Tunisia's Islamist Leader Says Party May Eye Presidency in Vote
(Bloomberg) -- Rashid Ghannouchi, the leader of Tunisia’s moderate Islamist party Ennahda, said he or another senior member might seek the presidency if a power-sharing deal with the current prime minister can’t be reached.
Fielding its own contender in next month’s presidential elections would be a watershed for Ennahda, a once-banned party that adheres to what it calls “democratic Islam” and has only run for parliamentary roles since the 2011 revolution that overthrew long-time ruler Zine El Abidine Ben Ali. Prime Minister Youssef Chahed is also considering a presidential bid after splitting from one of the government’s key coalition parties.
The birthplace of the Arab Spring uprisings is holding early elections after the death of President Beji Caid Essebsi last week. The passing of the 92-year-old leader of the Nidaa Tounes party, Tunisia’s first freely elected president, has ushered in yet more uncertainty for the country mired in political bickering and economic lassitude.
"We’re on the verge of talks with Chahed, if we find a consensus that would be good,” Ghannouchi, 78, said in an interview in the capital, Tunis. “If we don’t find a consensus, there will be a candidate,” which he said could be either him or Ennahda’s vice president Abdelfattah Mourou.
“One can be a prime minister, and another president -- and there is the parliament,” he said, describing three leadership roles that could be shared out. The party may make the decision as early as Saturday, he said.
Escaping ‘Ivory Tower’
Ennahda already has ministers in Chahed’s government, which has undertaken controversial reforms as it courts the International Monetary Fund for an economic lifeline. Ghannouchi, who was jailed under Ben Ali’s rule, said if he doesn’t make a presidential bid then he’ll run for parliament for the first time.
Party leaders shouldn’t stay in an “ivory tower,” he said.
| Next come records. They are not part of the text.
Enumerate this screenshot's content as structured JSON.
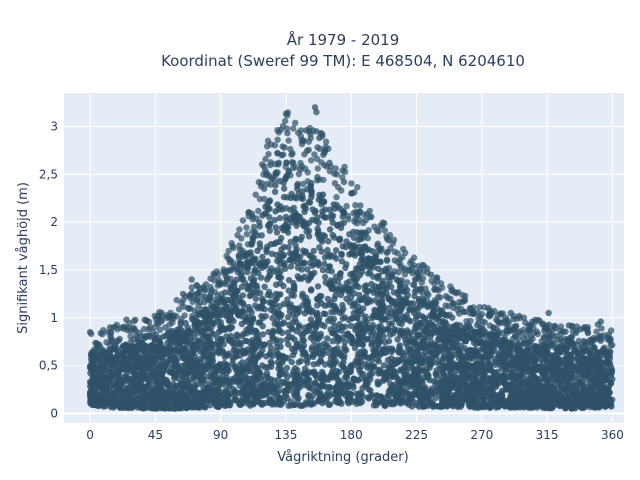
{
  "chart_data": {
    "type": "scatter",
    "title": "År 1979 - 2019",
    "subtitle": "Koordinat (Sweref 99 TM): E 468504, N 6204610",
    "xlabel": "Vågriktning (grader)",
    "ylabel": "Signifikant våghöjd (m)",
    "xlim": [
      -18,
      368
    ],
    "ylim": [
      -0.1,
      3.35
    ],
    "x_ticks": [
      0,
      45,
      90,
      135,
      180,
      225,
      270,
      315,
      360
    ],
    "y_ticks": [
      0,
      0.5,
      1,
      1.5,
      2,
      2.5,
      3
    ],
    "y_tick_labels": [
      "0",
      "0,5",
      "1",
      "1,5",
      "2",
      "2,5",
      "3"
    ],
    "grid": true,
    "background": "#e5ecf6",
    "marker_color": "#2e5168",
    "envelope": {
      "description": "Dense point cloud: lower band and upper envelope of significant wave height vs direction",
      "x": [
        0,
        20,
        45,
        60,
        75,
        90,
        100,
        110,
        120,
        130,
        135,
        145,
        155,
        165,
        180,
        200,
        225,
        250,
        270,
        300,
        330,
        360
      ],
      "lower": [
        0.08,
        0.06,
        0.05,
        0.05,
        0.06,
        0.07,
        0.08,
        0.08,
        0.09,
        0.09,
        0.08,
        0.08,
        0.09,
        0.09,
        0.09,
        0.08,
        0.07,
        0.07,
        0.06,
        0.06,
        0.05,
        0.07
      ],
      "upper": [
        0.62,
        0.7,
        0.78,
        0.92,
        1.05,
        1.2,
        1.45,
        1.8,
        2.2,
        2.45,
        2.55,
        2.35,
        2.45,
        2.25,
        1.95,
        1.6,
        1.25,
        1.0,
        0.85,
        0.75,
        0.68,
        0.65
      ]
    },
    "outliers": [
      {
        "x": 0,
        "y": 0.85
      },
      {
        "x": 25,
        "y": 0.98
      },
      {
        "x": 55,
        "y": 1.02
      },
      {
        "x": 64,
        "y": 1.25
      },
      {
        "x": 70,
        "y": 1.4
      },
      {
        "x": 78,
        "y": 1.32
      },
      {
        "x": 83,
        "y": 1.41
      },
      {
        "x": 113,
        "y": 1.95
      },
      {
        "x": 120,
        "y": 2.35
      },
      {
        "x": 125,
        "y": 2.45
      },
      {
        "x": 130,
        "y": 2.62
      },
      {
        "x": 132,
        "y": 2.7
      },
      {
        "x": 134,
        "y": 2.78
      },
      {
        "x": 136,
        "y": 2.93
      },
      {
        "x": 140,
        "y": 2.62
      },
      {
        "x": 145,
        "y": 2.55
      },
      {
        "x": 149,
        "y": 2.96
      },
      {
        "x": 151,
        "y": 2.95
      },
      {
        "x": 155,
        "y": 3.2
      },
      {
        "x": 156,
        "y": 3.15
      },
      {
        "x": 158,
        "y": 2.88
      },
      {
        "x": 160,
        "y": 2.92
      },
      {
        "x": 162,
        "y": 2.75
      },
      {
        "x": 165,
        "y": 2.62
      },
      {
        "x": 170,
        "y": 2.5
      },
      {
        "x": 175,
        "y": 2.42
      },
      {
        "x": 180,
        "y": 2.3
      },
      {
        "x": 190,
        "y": 2.02
      },
      {
        "x": 200,
        "y": 1.72
      },
      {
        "x": 210,
        "y": 1.6
      },
      {
        "x": 220,
        "y": 1.5
      },
      {
        "x": 228,
        "y": 1.3
      },
      {
        "x": 235,
        "y": 1.45
      },
      {
        "x": 250,
        "y": 1.15
      },
      {
        "x": 262,
        "y": 1.1
      },
      {
        "x": 280,
        "y": 0.98
      },
      {
        "x": 290,
        "y": 1.05
      },
      {
        "x": 300,
        "y": 0.95
      },
      {
        "x": 316,
        "y": 1.05
      },
      {
        "x": 330,
        "y": 0.92
      },
      {
        "x": 338,
        "y": 0.88
      },
      {
        "x": 350,
        "y": 0.93
      },
      {
        "x": 352,
        "y": 0.96
      }
    ]
  }
}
Ennahda is campaigning on a party platform of encouraging foreign investment and overhauling a bloated bureaucracy in a country that has one of the world’s highest ratios for civil servant wages, according to the IMF.
The IMF said last week that fuel subsidies in the North African country remain too high ahead of a possible review in the fall to approve another installment of a $2.9 billion loan. Ghannouchi said that while a compromise should be reached with the Washington-based lender, economic reforms were necessary.
“Tunisia resembles a plane that wants to take off, but it’s tied down with laws and regulations inherited from previous eras," he said.
Key elements in Ennahda’s economic program:
- Taking steps to make public-sector enterprises profitable
- Divide surplus state lands among "youths" to use, and encourage start-ups
- Change rules that bar Tunisians from opening bank accounts in foreign currency
- Make it easier to register companies in Tunisia
Ennahda has played a key role in Tunisia’s politics after Ben Ali’s ouster even as other countries in the Middle East such as Egypt and the United Arab Emirates waged fierce crackdowns on Islamist movements, jailing their supporters.
Such countries have nothing to fear from an Ennahda leader, according to Ghannouchi.
“We’ve exited the concept of political Islam,” he said at his home, where his library is stacked with volumes of modern and classical Islamic legal and theological treatises.
“Islam here is tied to freedoms. Whatever contradicts freedom is not Islamic. And Islam is here tied to the nation state. We do not strive for a country that represents all Muslims, but one that represents Tunisians," he said.
“I always tell our friends in Arab countries: the Tunisian revolution is not an export commodity,” Ghannouchi said. “It is a commodity for domestic consumption. We don’t export revolution -- we export some olive oil.”